Assim como aqui e ali um realizador adapta um livro ou numa peça de teatro para cinema, quase é possível dizer que em Adeus à linguagem Godard faz uma adaptação da Mariée mise à nu par ses celibataires même para o cinema. Uma ideia simples, uma mulher casada um homem solteiro, o reencontro e o encontro com um cachorro, para compor um filme em que o 3D passa na tela como uma imagem no vidro dianteiro de um carro em movimento num dia de chuva.
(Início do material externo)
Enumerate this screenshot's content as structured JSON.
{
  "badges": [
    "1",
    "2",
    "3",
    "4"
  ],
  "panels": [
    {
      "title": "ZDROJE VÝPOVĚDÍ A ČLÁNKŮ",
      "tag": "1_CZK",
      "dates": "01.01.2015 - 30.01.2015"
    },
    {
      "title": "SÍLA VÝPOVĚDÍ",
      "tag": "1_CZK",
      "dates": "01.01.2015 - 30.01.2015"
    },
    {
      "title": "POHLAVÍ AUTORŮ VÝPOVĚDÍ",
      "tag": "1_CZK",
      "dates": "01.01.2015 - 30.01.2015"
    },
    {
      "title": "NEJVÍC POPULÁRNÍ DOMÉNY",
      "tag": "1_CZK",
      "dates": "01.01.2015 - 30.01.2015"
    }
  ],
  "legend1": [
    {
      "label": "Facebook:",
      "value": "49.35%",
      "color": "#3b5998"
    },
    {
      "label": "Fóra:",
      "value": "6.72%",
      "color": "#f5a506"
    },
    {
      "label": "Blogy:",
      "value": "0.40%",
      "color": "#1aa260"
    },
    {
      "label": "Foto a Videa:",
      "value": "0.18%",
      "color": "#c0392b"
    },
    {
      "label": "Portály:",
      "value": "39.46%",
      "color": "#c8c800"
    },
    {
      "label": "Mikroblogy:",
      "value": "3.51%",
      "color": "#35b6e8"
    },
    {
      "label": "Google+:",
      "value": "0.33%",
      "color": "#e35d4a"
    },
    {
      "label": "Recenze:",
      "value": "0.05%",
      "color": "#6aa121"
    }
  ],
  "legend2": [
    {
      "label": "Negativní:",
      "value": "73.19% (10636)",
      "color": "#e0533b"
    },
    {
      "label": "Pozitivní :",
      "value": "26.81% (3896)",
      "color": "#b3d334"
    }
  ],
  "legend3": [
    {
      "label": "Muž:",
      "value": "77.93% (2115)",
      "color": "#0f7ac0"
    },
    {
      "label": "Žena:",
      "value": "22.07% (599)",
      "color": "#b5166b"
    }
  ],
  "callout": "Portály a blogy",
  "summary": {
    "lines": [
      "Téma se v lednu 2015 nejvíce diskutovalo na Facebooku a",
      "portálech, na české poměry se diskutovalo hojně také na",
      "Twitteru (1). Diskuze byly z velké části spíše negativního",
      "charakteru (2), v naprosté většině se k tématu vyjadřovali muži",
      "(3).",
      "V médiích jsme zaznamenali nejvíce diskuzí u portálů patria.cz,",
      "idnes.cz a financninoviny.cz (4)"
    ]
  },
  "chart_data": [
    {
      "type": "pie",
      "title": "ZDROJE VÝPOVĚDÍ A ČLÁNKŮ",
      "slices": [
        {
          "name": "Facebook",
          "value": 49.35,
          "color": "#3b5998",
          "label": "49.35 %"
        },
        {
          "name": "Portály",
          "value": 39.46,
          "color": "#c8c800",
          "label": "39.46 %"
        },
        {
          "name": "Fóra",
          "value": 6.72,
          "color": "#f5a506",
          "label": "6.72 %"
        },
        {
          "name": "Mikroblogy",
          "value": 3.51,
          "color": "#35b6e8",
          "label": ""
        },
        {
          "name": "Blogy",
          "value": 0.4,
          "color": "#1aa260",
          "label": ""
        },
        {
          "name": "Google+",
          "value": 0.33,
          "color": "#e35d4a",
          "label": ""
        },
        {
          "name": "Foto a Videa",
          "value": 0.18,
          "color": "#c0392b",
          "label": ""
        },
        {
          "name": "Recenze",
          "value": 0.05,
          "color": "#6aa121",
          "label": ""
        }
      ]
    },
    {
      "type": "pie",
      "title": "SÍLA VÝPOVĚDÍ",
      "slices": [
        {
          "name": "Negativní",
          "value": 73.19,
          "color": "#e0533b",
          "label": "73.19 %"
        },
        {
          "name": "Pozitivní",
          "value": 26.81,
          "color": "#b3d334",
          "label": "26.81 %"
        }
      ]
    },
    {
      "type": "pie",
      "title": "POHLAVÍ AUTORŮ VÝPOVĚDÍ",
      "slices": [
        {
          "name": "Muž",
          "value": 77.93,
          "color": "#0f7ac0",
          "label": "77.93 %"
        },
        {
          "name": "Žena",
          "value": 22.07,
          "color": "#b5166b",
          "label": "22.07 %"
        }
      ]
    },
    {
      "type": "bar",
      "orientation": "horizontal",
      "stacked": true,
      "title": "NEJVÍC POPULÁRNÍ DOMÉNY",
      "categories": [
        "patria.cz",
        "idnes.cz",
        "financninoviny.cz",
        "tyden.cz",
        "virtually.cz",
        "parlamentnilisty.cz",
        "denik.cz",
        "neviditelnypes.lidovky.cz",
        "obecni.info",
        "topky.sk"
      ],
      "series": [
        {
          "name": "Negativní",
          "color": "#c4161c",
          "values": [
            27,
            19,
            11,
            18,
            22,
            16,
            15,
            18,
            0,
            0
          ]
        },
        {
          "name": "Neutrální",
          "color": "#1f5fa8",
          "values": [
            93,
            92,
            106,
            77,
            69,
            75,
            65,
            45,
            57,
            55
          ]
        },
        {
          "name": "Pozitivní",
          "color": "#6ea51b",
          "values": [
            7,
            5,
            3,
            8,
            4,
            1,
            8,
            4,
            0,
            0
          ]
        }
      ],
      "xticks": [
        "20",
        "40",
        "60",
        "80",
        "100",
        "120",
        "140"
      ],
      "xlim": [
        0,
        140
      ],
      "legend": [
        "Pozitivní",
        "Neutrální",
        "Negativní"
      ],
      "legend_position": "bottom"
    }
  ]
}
Alguns filmes do festival estiveram especialmente voltados para os problemas contemporâneos. A injustiça social e a falta de emprego na Europa, como Deux jours, une nuit (Dois dias, uma noite), de Jean Pierre e Luc Dardenne, e Jimmys’ Hall (O salão de Jimmy), de Ken Loach, ou o extremismo religioso e a violência na África, Timbuktu, de Abderrahmane Sissako. A entrada de jovens num mundo adulto dividido entre a vontade de viver em harmonia com a natureza e a pressão de desenvolvimento econômico, Le meraviglie (As maravilhas), de Alice Rohrwacher, e Futatsume no mado (A segunda janela), de Naomi Kawaze. As relações entre o artista e o intelectual e os trabalhadores comuns, Mr. Turner, de Mike Leigh, e Kis Uykusu (Sonho de inverno), de Nuri Bilge Ceylan. Mas um apenas tomou como tema, trouxe para o centro da discussão, a luta comum a todos esses em busca da imagem capaz de expressar o sentimento de cada um, apenas um, o de Godard, que visto assim, à distância, antes de chegar a uma de nossas salas de cinema, revela melhor o que é quando em lugar do título original usamos as duas exclamações e trocadilhos montados pelo diretor no meio da narrativa: Ah! Deus, oh! a linguagem.